Lucas had just pulled into his garage when Kidd showed up, driving a Mercedes SUV. Lucas said, “Fat ride. That’s spelled P-H-A-T.”
Kidd: “Wrong century, pal. Phat was about 1990.”
“That’s the second time one of you computer people told me I was outdated.”
“Well, you gotta keep up,” Kidd said. He paused, looked up at the sky, then said, “You know, I take that back. Really, maybe you don’t need to keep up. Maybe keeping up is for idiots.”
“Let’s take that walk,” Lucas said.
They strolled up Mississippi River Boulevard, taking their time. Kidd asked, “You get anything out of those army docs?”
“I had one of my guys look at them—he’s ex-army, an MP captain. He said Dannon and Carver are dangerous guys.”
“He’s right,” Kidd said. He had his hands in his pockets and half turned to Lucas. “I want to tell you some stuff, but I don’t want it coming back to me, or showing up in court. It’s for your information—and I’m giving it to you because I trust you, and because you may need it.”
“You didn’t stick up a 7-Eleven store?”
“Worse,” Kidd said. “I stole military secrets.”
“I got no problem with that,” Lucas said. “What’d they say?”

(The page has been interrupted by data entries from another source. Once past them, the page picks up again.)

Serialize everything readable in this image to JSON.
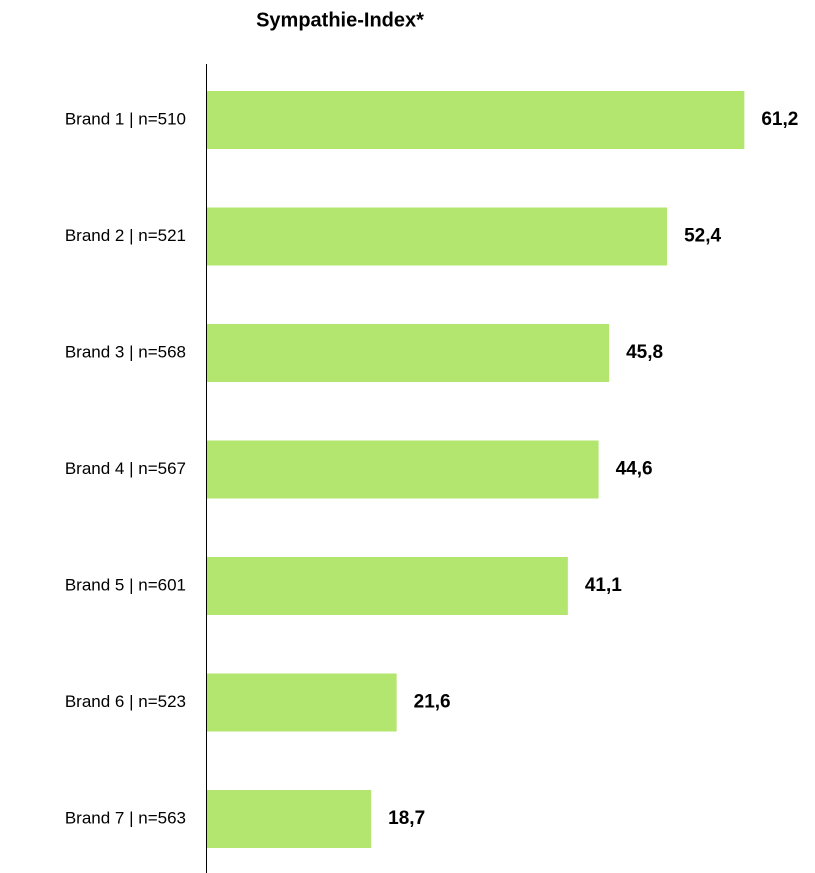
{
  "chart_data": {
    "type": "bar",
    "orientation": "horizontal",
    "title": "Sympathie-Index*",
    "categories": [
      "Brand 1 | n=510",
      "Brand 2 | n=521",
      "Brand 3 | n=568",
      "Brand 4 | n=567",
      "Brand 5 | n=601",
      "Brand 6 | n=523",
      "Brand 7 | n=563"
    ],
    "values": [
      61.2,
      52.4,
      45.8,
      44.6,
      41.1,
      21.6,
      18.7
    ],
    "value_labels": [
      "61,2",
      "52,4",
      "45,8",
      "44,6",
      "41,1",
      "21,6",
      "18,7"
    ],
    "color": "#b3e66e"
  }
}
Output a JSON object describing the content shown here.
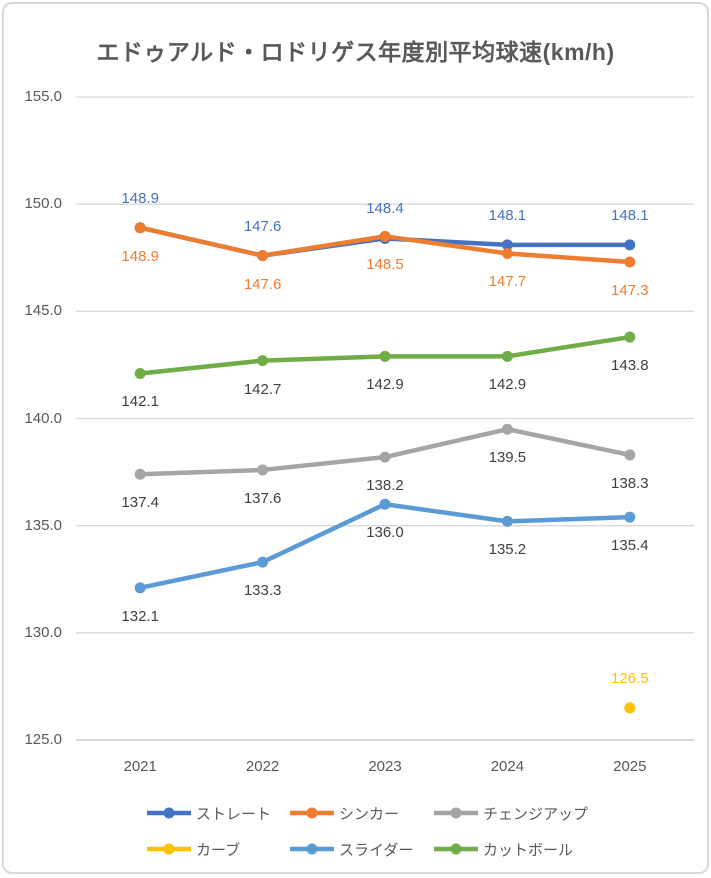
{
  "title": "エドゥアルド・ロドリゲス年度別平均球速(km/h)",
  "colors": {
    "title_text": "#595959",
    "axis_text": "#595959",
    "gridline": "#d9d9d9",
    "axis_line": "#bfbfbf",
    "dark_label": "#404040",
    "frame_border": "#d9d9d9",
    "background": "#ffffff"
  },
  "chart_data": {
    "type": "line",
    "title": "エドゥアルド・ロドリゲス年度別平均球速(km/h)",
    "categories": [
      "2021",
      "2022",
      "2023",
      "2024",
      "2025"
    ],
    "xlabel": "",
    "ylabel": "",
    "ylim": [
      125.0,
      155.0
    ],
    "ytick_step": 5.0,
    "ytick_labels": [
      "155.0",
      "150.0",
      "145.0",
      "140.0",
      "135.0",
      "130.0",
      "125.0"
    ],
    "grid": true,
    "legend_position": "bottom",
    "marker_style": "circle",
    "series": [
      {
        "key": "straight",
        "name": "ストレート",
        "color": "#4472c4",
        "values": [
          148.9,
          147.6,
          148.4,
          148.1,
          148.1
        ],
        "label_position": "above",
        "label_color": "#4472c4"
      },
      {
        "key": "sinker",
        "name": "シンカー",
        "color": "#ed7d31",
        "values": [
          148.9,
          147.6,
          148.5,
          147.7,
          147.3
        ],
        "label_position": "below",
        "label_color": "#ed7d31"
      },
      {
        "key": "changeup",
        "name": "チェンジアップ",
        "color": "#a5a5a5",
        "values": [
          137.4,
          137.6,
          138.2,
          139.5,
          138.3
        ],
        "label_position": "below",
        "label_color": "#404040"
      },
      {
        "key": "curve",
        "name": "カーブ",
        "color": "#ffc000",
        "values": [
          null,
          null,
          null,
          null,
          126.5
        ],
        "label_position": "above",
        "label_color": "#ffc000"
      },
      {
        "key": "slider",
        "name": "スライダー",
        "color": "#5b9bd5",
        "values": [
          132.1,
          133.3,
          136.0,
          135.2,
          135.4
        ],
        "label_position": "below",
        "label_color": "#404040"
      },
      {
        "key": "cutter",
        "name": "カットボール",
        "color": "#70ad47",
        "values": [
          142.1,
          142.7,
          142.9,
          142.9,
          143.8
        ],
        "label_position": "below",
        "label_color": "#404040"
      }
    ]
  }
}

“After I pulled those docs out of the record center, I did some more digging around,” Kidd said. “It turns out, there’s a classified report on what happened with Carver. There was no way I could get it to you by ‘mistake.’”
“Okay.”
“The short version of it is, he and a squad of special operations troops flew into a village in southern Afghanistan in two Blackhawks, with a gunship flying support. They were targeting a house where two Taliban leadership guys were hiding out with their bodyguards. They landed, hit the house, there was a short fight there, they killed one man, but they’d caught the Taliban guys while they were sleeping. They controlled and handcuffed the guys they were looking for, and had five of their bodyguards on the floor. Then the village came down on them like a ton of bricks. Instead of just being the two guys with their bodyguards, there were like fifty or sixty Taliban in there. There was no way to haul out the guys they’d arrested—there was nothing they could do but run. They got out by the skin of their teeth.”